Investigation on the Tension–Compression Asymmetry of CoCrFeNiAl High-Entropy Alloy Under the Influence of Twinning Boundary Spacing

Molecular dynamics (MD) simulation was employed to test the tension and compression of CoCrFeNiAl high-entropy alloy (HEA) at a strain rate of 109 s−1 in order to examine the development mechanism of tension–compression asymmetry in the HEA as well as the mechanism of its own mechanical characteristics. Molecular dynamics study shows that there is a very obvious tension–compression asymmetry in HEA, and that the HEA in the compressed state has a higher flow stress than that in the stretched state. This phenomenon can be explained by the limitation of grain boundary sliding and the stimulation of dislocation nucleation.

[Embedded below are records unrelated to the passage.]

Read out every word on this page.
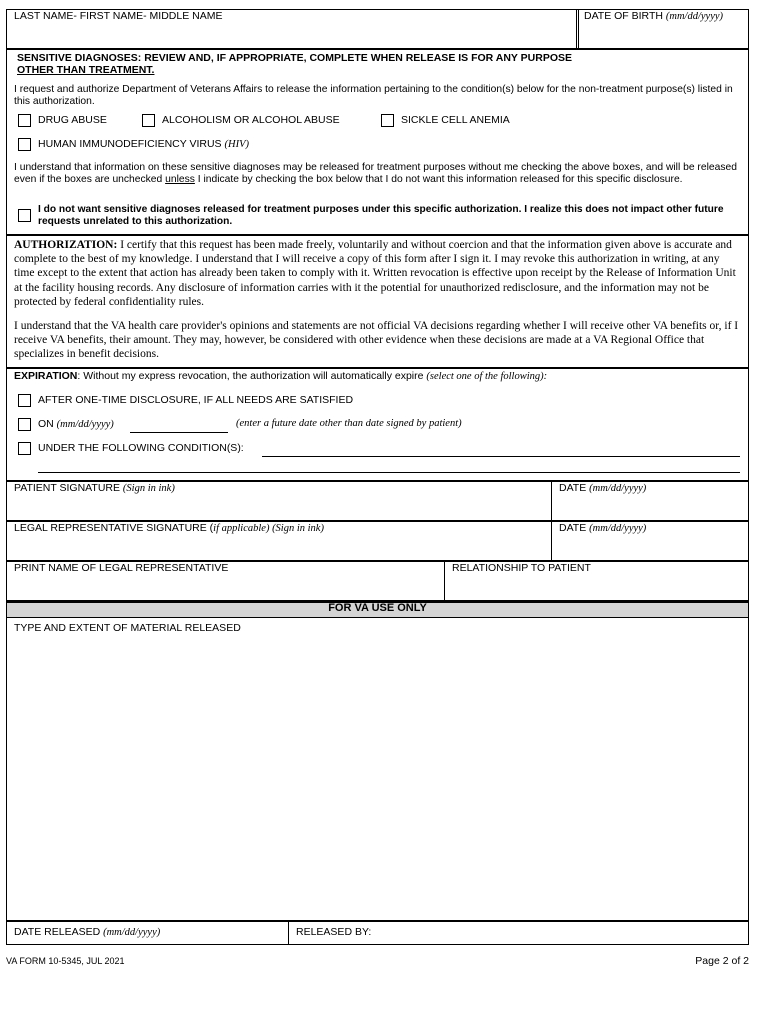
LAST NAME- FIRST NAME- MIDDLE NAME	DATE OF BIRTH (mm/dd/yyyy)
SENSITIVE DIAGNOSES: REVIEW AND, IF APPROPRIATE, COMPLETE WHEN RELEASE IS FOR ANY PURPOSE
OTHER THAN TREATMENT.
I request and authorize Department of Veterans Affairs to release the information pertaining to the condition(s) below for the non-treatment purpose(s) listed in this authorization.
DRUG ABUSE	ALCOHOLISM OR ALCOHOL ABUSE	SICKLE CELL ANEMIA
HUMAN IMMUNODEFICIENCY VIRUS (HIV)
I understand that information on these sensitive diagnoses may be released for treatment purposes without me checking the above boxes, and will be released even if the boxes are unchecked unless I indicate by checking the box below that I do not want this information released for this specific disclosure.
I do not want sensitive diagnoses released for treatment purposes under this specific authorization. I realize this does not impact other future requests unrelated to this authorization.
AUTHORIZATION: I certify that this request has been made freely, voluntarily and without coercion and that the information given above is accurate and complete to the best of my knowledge. I understand that I will receive a copy of this form after I sign it. I may revoke this authorization in writing, at any time except to the extent that action has already been taken to comply with it. Written revocation is effective upon receipt by the Release of Information Unit at the facility housing records. Any disclosure of information carries with it the potential for unauthorized redisclosure, and the information may not be protected by federal confidentiality rules.
I understand that the VA health care provider's opinions and statements are not official VA decisions regarding whether I will receive other VA benefits or, if I receive VA benefits, their amount. They may, however, be considered with other evidence when these decisions are made at a VA Regional Office that specializes in benefit decisions.
EXPIRATION: Without my express revocation, the authorization will automatically expire (select one of the following):
AFTER ONE-TIME DISCLOSURE, IF ALL NEEDS ARE SATISFIED
ON (mm/dd/yyyy)	(enter a future date other than date signed by patient)
UNDER THE FOLLOWING CONDITION(S):
PATIENT SIGNATURE (Sign in ink)	DATE (mm/dd/yyyy)
LEGAL REPRESENTATIVE SIGNATURE (if applicable) (Sign in ink)	DATE (mm/dd/yyyy)
PRINT NAME OF LEGAL REPRESENTATIVE	RELATIONSHIP TO PATIENT
FOR VA USE ONLY
TYPE AND EXTENT OF MATERIAL RELEASED
DATE RELEASED (mm/dd/yyyy)	RELEASED BY:
VA FORM 10-5345, JUL 2021	Page 2 of 2
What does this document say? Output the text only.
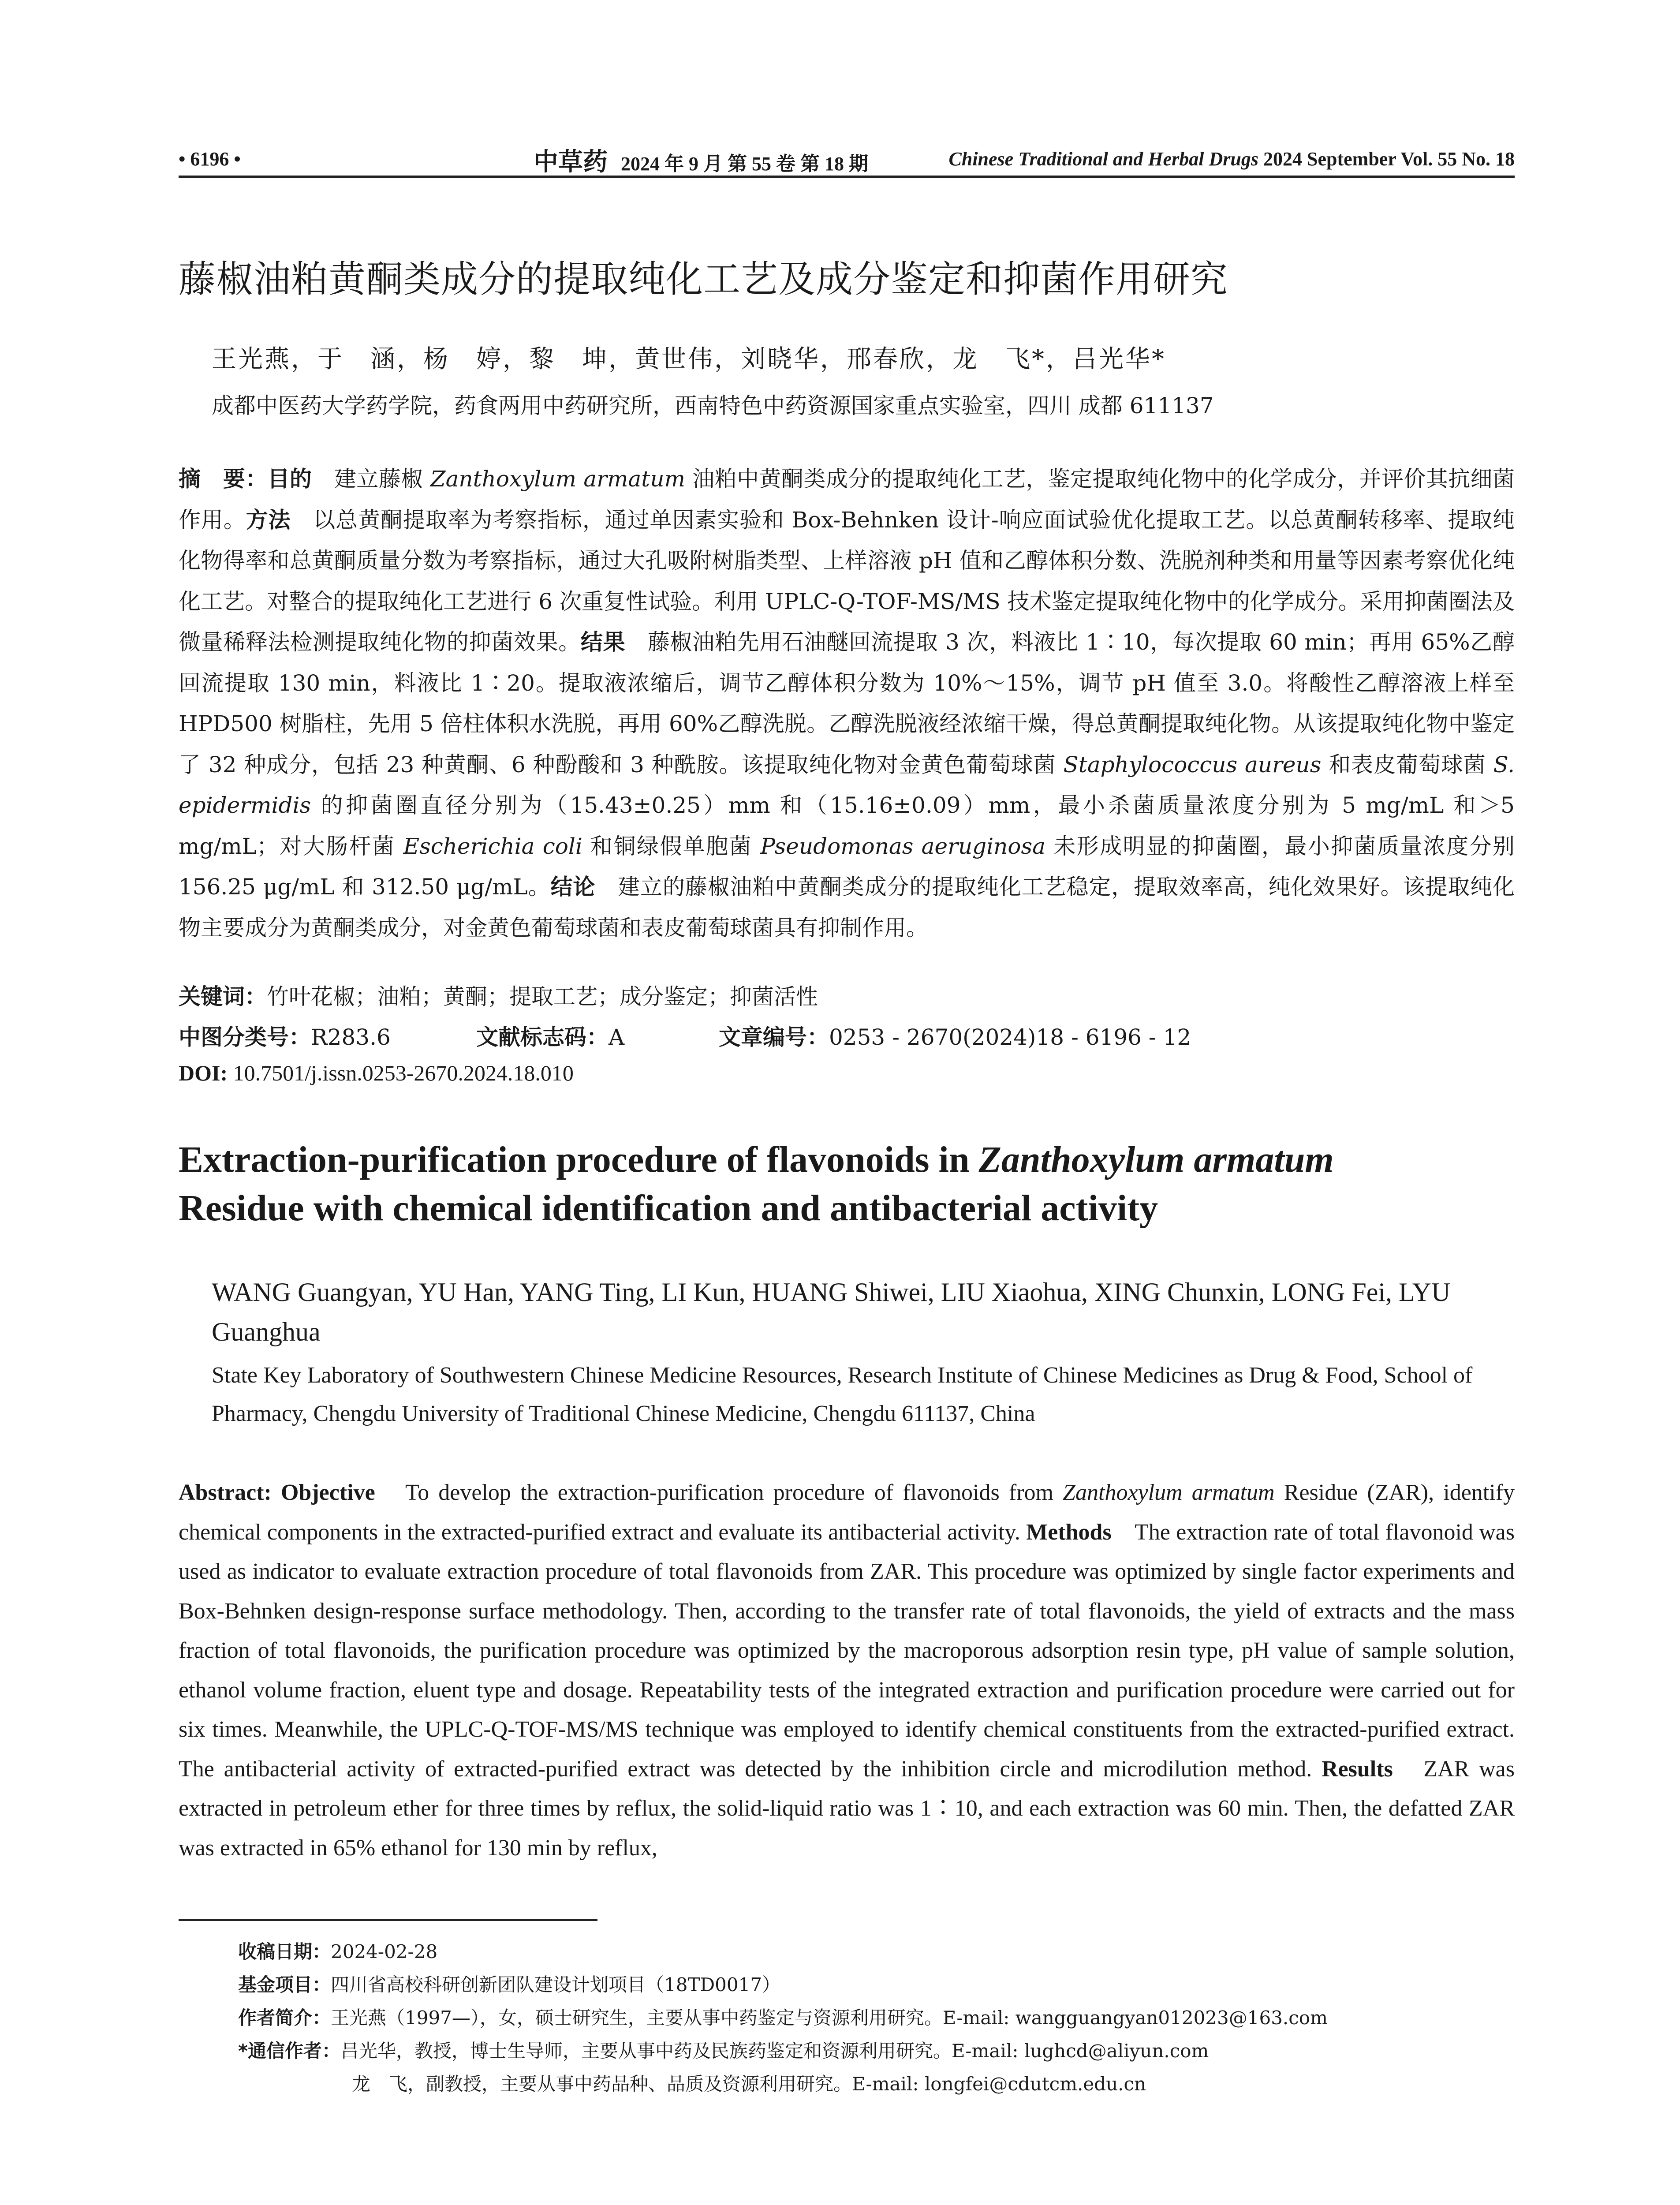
• 6196 •	中草药 2024 年 9 月 第 55 卷 第 18 期	Chinese Traditional and Herbal Drugs 2024 September Vol. 55 No. 18
藤椒油粕黄酮类成分的提取纯化工艺及成分鉴定和抑菌作用研究
王光燕，于　涵，杨　婷，黎　坤，黄世伟，刘晓华，邢春欣，龙　飞*，吕光华*
成都中医药大学药学院，药食两用中药研究所，西南特色中药资源国家重点实验室，四川 成都 611137
摘　要：目的　建立藤椒 Zanthoxylum armatum 油粕中黄酮类成分的提取纯化工艺，鉴定提取纯化物中的化学成分，并评价其抗细菌作用。方法　以总黄酮提取率为考察指标，通过单因素实验和 Box-Behnken 设计-响应面试验优化提取工艺。以总黄酮转移率、提取纯化物得率和总黄酮质量分数为考察指标，通过大孔吸附树脂类型、上样溶液 pH 值和乙醇体积分数、洗脱剂种类和用量等因素考察优化纯化工艺。对整合的提取纯化工艺进行 6 次重复性试验。利用 UPLC-Q-TOF-MS/MS 技术鉴定提取纯化物中的化学成分。采用抑菌圈法及微量稀释法检测提取纯化物的抑菌效果。结果　藤椒油粕先用石油醚回流提取 3 次，料液比 1∶10，每次提取 60 min；再用 65%乙醇回流提取 130 min，料液比 1∶20。提取液浓缩后，调节乙醇体积分数为 10%～15%，调节 pH 值至 3.0。将酸性乙醇溶液上样至 HPD500 树脂柱，先用 5 倍柱体积水洗脱，再用 60%乙醇洗脱。乙醇洗脱液经浓缩干燥，得总黄酮提取纯化物。从该提取纯化物中鉴定了 32 种成分，包括 23 种黄酮、6 种酚酸和 3 种酰胺。该提取纯化物对金黄色葡萄球菌 Staphylococcus aureus 和表皮葡萄球菌 S. epidermidis 的抑菌圈直径分别为（15.43±0.25）mm 和（15.16±0.09）mm，最小杀菌质量浓度分别为 5 mg/mL 和＞5 mg/mL；对大肠杆菌 Escherichia coli 和铜绿假单胞菌 Pseudomonas aeruginosa 未形成明显的抑菌圈，最小抑菌质量浓度分别 156.25 μg/mL 和 312.50 μg/mL。结论　建立的藤椒油粕中黄酮类成分的提取纯化工艺稳定，提取效率高，纯化效果好。该提取纯化物主要成分为黄酮类成分，对金黄色葡萄球菌和表皮葡萄球菌具有抑制作用。
关键词：竹叶花椒；油粕；黄酮；提取工艺；成分鉴定；抑菌活性
中图分类号：R283.6	文献标志码：A	文章编号：0253 - 2670(2024)18 - 6196 - 12
DOI: 10.7501/j.issn.0253-2670.2024.18.010
Extraction-purification procedure of flavonoids in Zanthoxylum armatum
Residue with chemical identification and antibacterial activity
WANG Guangyan, YU Han, YANG Ting, LI Kun, HUANG Shiwei, LIU Xiaohua, XING Chunxin, LONG Fei, LYU Guanghua
State Key Laboratory of Southwestern Chinese Medicine Resources, Research Institute of Chinese Medicines as Drug & Food, School of Pharmacy, Chengdu University of Traditional Chinese Medicine, Chengdu 611137, China
Abstract: Objective　To develop the extraction-purification procedure of flavonoids from Zanthoxylum armatum Residue (ZAR), identify chemical components in the extracted-purified extract and evaluate its antibacterial activity. Methods　The extraction rate of total flavonoid was used as indicator to evaluate extraction procedure of total flavonoids from ZAR. This procedure was optimized by single factor experiments and Box-Behnken design-response surface methodology. Then, according to the transfer rate of total flavonoids, the yield of extracts and the mass fraction of total flavonoids, the purification procedure was optimized by the macroporous adsorption resin type, pH value of sample solution, ethanol volume fraction, eluent type and dosage. Repeatability tests of the integrated extraction and purification procedure were carried out for six times. Meanwhile, the UPLC-Q-TOF-MS/MS technique was employed to identify chemical constituents from the extracted-purified extract. The antibacterial activity of extracted-purified extract was detected by the inhibition circle and microdilution method. Results　ZAR was extracted in petroleum ether for three times by reflux, the solid-liquid ratio was 1∶10, and each extraction was 60 min. Then, the defatted ZAR was extracted in 65% ethanol for 130 min by reflux,
收稿日期：2024-02-28
基金项目：四川省高校科研创新团队建设计划项目（18TD0017）
作者简介：王光燕（1997—），女，硕士研究生，主要从事中药鉴定与资源利用研究。E-mail: wangguangyan012023@163.com
*通信作者：吕光华，教授，博士生导师，主要从事中药及民族药鉴定和资源利用研究。E-mail: lughcd@aliyun.com
龙　飞，副教授，主要从事中药品种、品质及资源利用研究。E-mail: longfei@cdutcm.edu.cn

In the set simulation unit, when twinning boundary spacing (TBS) is 3.66 nm, the tension–compression asymmetry has a critical minimum. The interaction of the free surface and dislocation activity under different twinning boundary spacing can account for the observed terminations. This is due to the fact that, as the TBS gradually increases, the intragranular deformation mechanism of HEAs switches from partial dislocation nucleation and dislocation crossing and sliding along twin grain boundaries to partial dislocation nucleation and dislocation sliding parallel to the grain boundaries.